In her four-year varsity career, Williams has set numerous school records and said attending Princeton will help her reach her peak performance.
"They're not only a good academic school but their women's basketball team is also very successful," she said. "I believe I work better under pressure, so I think Princeton is going to push me to my limits, which I really want on and off the court."
Williams said her goal-setting abilities will serve her well in college.
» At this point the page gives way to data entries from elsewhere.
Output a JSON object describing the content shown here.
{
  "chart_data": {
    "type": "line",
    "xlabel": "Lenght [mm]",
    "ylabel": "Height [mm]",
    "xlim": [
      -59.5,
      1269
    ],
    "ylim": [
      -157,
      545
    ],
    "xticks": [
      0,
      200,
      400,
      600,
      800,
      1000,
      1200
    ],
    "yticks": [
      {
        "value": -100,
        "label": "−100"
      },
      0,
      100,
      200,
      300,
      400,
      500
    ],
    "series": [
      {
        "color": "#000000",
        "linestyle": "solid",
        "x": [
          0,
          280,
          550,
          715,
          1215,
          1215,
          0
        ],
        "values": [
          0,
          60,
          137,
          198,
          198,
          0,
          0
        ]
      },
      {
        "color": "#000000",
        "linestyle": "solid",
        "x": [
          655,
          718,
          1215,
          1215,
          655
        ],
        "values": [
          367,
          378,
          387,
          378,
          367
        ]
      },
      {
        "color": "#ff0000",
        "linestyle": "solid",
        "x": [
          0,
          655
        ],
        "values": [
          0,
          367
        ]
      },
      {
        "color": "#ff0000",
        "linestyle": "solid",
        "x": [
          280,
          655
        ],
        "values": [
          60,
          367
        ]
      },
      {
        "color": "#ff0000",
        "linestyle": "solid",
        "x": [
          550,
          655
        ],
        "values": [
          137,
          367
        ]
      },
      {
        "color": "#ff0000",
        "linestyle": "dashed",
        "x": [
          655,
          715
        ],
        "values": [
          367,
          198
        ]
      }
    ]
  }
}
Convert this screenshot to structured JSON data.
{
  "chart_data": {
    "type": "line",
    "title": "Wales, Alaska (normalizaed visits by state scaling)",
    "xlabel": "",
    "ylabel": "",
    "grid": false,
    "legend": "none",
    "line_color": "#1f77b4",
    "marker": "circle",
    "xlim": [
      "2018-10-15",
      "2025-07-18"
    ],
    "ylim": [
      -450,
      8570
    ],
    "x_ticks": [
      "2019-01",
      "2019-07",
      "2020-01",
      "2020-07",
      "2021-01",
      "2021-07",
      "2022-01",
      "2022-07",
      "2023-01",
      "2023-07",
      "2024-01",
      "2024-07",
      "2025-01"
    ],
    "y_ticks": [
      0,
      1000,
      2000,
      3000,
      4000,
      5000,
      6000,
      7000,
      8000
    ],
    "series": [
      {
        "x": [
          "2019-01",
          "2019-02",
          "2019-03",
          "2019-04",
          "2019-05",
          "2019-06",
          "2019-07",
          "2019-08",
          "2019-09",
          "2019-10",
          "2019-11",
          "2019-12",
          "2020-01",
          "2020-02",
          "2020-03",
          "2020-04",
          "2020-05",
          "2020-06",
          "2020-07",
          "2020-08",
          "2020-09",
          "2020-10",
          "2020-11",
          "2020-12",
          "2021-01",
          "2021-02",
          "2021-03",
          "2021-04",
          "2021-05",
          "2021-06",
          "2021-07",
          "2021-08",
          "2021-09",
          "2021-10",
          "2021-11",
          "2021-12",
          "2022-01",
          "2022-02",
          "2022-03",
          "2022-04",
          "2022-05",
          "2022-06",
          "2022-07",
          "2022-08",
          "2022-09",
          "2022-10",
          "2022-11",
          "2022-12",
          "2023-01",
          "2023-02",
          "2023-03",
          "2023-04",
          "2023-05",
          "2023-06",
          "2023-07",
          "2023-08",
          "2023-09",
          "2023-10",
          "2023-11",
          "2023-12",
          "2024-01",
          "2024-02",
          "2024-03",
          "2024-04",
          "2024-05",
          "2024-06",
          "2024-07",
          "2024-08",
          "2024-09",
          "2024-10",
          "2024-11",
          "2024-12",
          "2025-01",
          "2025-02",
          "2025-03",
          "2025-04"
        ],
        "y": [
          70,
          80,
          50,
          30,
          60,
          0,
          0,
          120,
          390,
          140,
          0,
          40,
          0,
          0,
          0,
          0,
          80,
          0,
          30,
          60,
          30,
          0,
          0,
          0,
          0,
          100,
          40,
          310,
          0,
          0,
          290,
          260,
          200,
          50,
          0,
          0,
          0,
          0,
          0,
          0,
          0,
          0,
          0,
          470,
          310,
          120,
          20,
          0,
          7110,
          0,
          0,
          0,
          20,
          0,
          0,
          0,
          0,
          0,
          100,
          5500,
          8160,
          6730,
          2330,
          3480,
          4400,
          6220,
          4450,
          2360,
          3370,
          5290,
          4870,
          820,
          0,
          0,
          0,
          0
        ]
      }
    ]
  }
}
"Going into high school I set my own goals, so going into Princeton, especially academics-wise, you have to set goals that push you to work hard in whatever situation you're placed in," she said.
The fourth Howland athlete to sign Wednesday was Sydney Perez, who signed with Akron to play soccer.
"I didn't want to go far, and I really wanted to go to a great school, and it just so happened that Akron's an amazing school and they have an amazing soccer program, and it really caught my attention," she said. "The first time I thought of Akron, I never thought of another school after that."
Perez missed her entire senior season with a torn ACL, but said the injury was a blessing in disguise.
"It was really hard at first," she said. "I wasn't sure what was going to happen with soccer and the future and college. It was sad for me, but I try to think positive, because I feel like when stuff like that happens it only makes you stronger. I felt like it made me a better person and I got to know myself a little better."
From Austintown, twin brothers Chris and Demitrious Davis and Will Mahone are all moving on to college to play football, the Davises at Pittsburgh and Mahone at Notre Dame.
"This is the best of both worlds, really," Mahone said. "It's one of the top schools in the country, and definitely a program on the rise in football. Coach (Brian) Kelly's doing a great job bringing Notre Dame football back."
Mahone played running back and defensive back for the Falcons and said he would prefer to play on offense but is open for anything.
"That was a big deciding factor,'' he said. "I've only talked offense with them to play running back. But if things don't work out at running back, I'll be happy to play defensive back, but I'd like my shot at running back."
Mahone said he plans on majoring in either business or communications.
"In their business school after they graduate, 98 percent percent of them come out with a job within three months, so that's a very good thing in this economy these days," he said.
Both Chris and Demitrious Davis said Fitch coach Phil Annarella was a big influence in their development as student-athletes.
"He preached character and focusing on our grades," Chris said. "He's a great coach and I like he just didn't focus on the football part."
"He led us down a great path keeping our heads on straight," Demitrious said. "Doing the right thing and just not getting into bad stuff. He just preached every day about character."
Other local players who signed on Wednesday were Aaron Gillis (Slippery Rock), Cory Mild (Hiram), Brandon Mosora (Hiram), Mike Johnson (Bethany) and Mark Hiner (Bethany) of Brookfield, all for football; Jordan Italiano (Kent State) and Jim Rousher (Miami of Ohio) of Canfield for football; Paige Eckman (Youngstown State) and Kyle Joynes (Youngstown State) of McDonald for track and cross country; Patrick Barrett (Notre Dame College) of Niles for football; Colin Reardon (Kent State) of Poland for football; Troy Vasquez-Atkins (Notre Dame College) and Ty Vasquez-Atkins (Notre Dame College), both of Ursuline, for football; Lauren Schattinger (Miami of Ohio) of Lakeview for track; and Stephen Lyons (Eastern Michigan) of Springfield for track.